Kennedy's comments about federalism have led to optimism from savvy observers such as Brianne Gorod and Ian Millhiser, both of whom expect the government to win. I'm less confident; Kennedy's suggestions were tentative and ambivalent, and he voted to strike down the entire ACA as unconstitutional the last time it came before the court. But it's certainly possible that concerns about states' rights will compel Kennedy to reluctantly side with the government.
The sphinx at the center
Of course, the government may not need Kennedy's vote. Chief Justice Roberts provided the swing vote to uphold the constitutionality of the Affordable Care Act the first time around, and it's possible that he could provide the key vote to prevent the destruction of a majority of the nation's health care markets. We don't know anything more about how he will vote on the merits, however, since he was nearly silent during oral arguments.
The one area where Roberts decided to leap in was to ask Verrilli about the standing of the plaintiffs: "You're surely not raising a standing question with us here for the first time at oral argument, are you?" The disinterest of both the chief justice and the government in pressing the point makes it highly unlikely that the case will be dismissed on standing grounds.
Antonin Scalia is a hack
Because of Justice Antonin Scalia's long history of supporting judicial deference to the executive branch, as well as his sporadic commitment to protecting states from federal coercion, some supporters of the law allowed themselves a little optimism that Scalia might side with the government.
Nope. This was never realistic, and yesterday's argument made it clear that Scalia is a mortal lock to side with the ACA's opponents. He was consistently sympathetic to Carvin and persistently expressed hostility to the law when questioning Verrilli, at one point calling the solicitor general's textual argument "gobbledygook."
Particularly remarkable, however, was this exchange:
SCALIA: What about Congress? You really think Congress is just going to sit there while all of these disastrous consequences ensue? I mean, how often have we come out with a decision such as the you know, the bankruptcy court decision? Congress adjusts, enacts a statute that takes care of the problem. It happens all the time. Why is that not going to happen here?
VERRILLI: Well, this Congress? [laughter]
VERRILLI: You know, I mean, of course, theoretically — of course, theoretically they could.

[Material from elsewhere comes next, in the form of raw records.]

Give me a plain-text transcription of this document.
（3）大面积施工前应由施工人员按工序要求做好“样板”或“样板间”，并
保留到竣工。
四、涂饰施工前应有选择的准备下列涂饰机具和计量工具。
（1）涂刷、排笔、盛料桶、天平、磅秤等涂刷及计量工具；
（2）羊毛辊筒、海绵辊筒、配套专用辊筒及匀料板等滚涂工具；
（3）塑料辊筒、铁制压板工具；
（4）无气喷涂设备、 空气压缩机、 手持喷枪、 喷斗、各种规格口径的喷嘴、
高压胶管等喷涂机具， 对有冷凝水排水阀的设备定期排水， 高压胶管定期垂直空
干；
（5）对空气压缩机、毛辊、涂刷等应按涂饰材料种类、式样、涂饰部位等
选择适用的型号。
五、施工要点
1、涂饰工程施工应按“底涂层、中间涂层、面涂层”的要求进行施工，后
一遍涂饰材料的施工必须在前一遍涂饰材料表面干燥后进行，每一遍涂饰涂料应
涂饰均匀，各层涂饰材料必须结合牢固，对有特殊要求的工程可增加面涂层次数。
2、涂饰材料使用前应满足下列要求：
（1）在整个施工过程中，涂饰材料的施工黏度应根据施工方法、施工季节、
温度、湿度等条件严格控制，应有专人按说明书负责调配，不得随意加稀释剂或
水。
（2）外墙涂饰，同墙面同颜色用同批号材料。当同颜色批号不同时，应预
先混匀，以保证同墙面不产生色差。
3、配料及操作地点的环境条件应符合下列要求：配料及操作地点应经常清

SCALIA: I don't care what Congress you're talking about. If the consequences are as disastrous as you say, so many million people without insurance and whatnot — yes, I think this Congress would act.
Scalia's argument, of course, came straight from a land of willful fantasy. It's tempting to dismiss Scalia's comments as politically naïve, but I think it's more pernicious than that. Scalia has long shown an affinity for the most witless Fox News talking points. Republicans have been making a conscious effort to reassure the court that they have a plan should the court gut the ACA. Needless to say, they don't actually have any plan — pretending to have a plan is their only plan. Indeed, Republicans in Congress are so dysfunctional that they can barely even pretend to have a serious alternative, and any attempt to fix the law would assuredly be stillborn.
The Republican alternative should the court willfully misread the law and ruin the federally established exchanges is a con somewhat less sophisticated than selling oceanfront property in Wyoming — but it's good enough for Scalia! That tells you all you need to know about the extent of his fidelity to judicial ideals.
Scalia's naked partisanship, however, means that this case has very high stakes for millions of people. And it remains entirely possible that a bare majority of the Supreme Court is about to make their lives significantly worse, and for no good reason.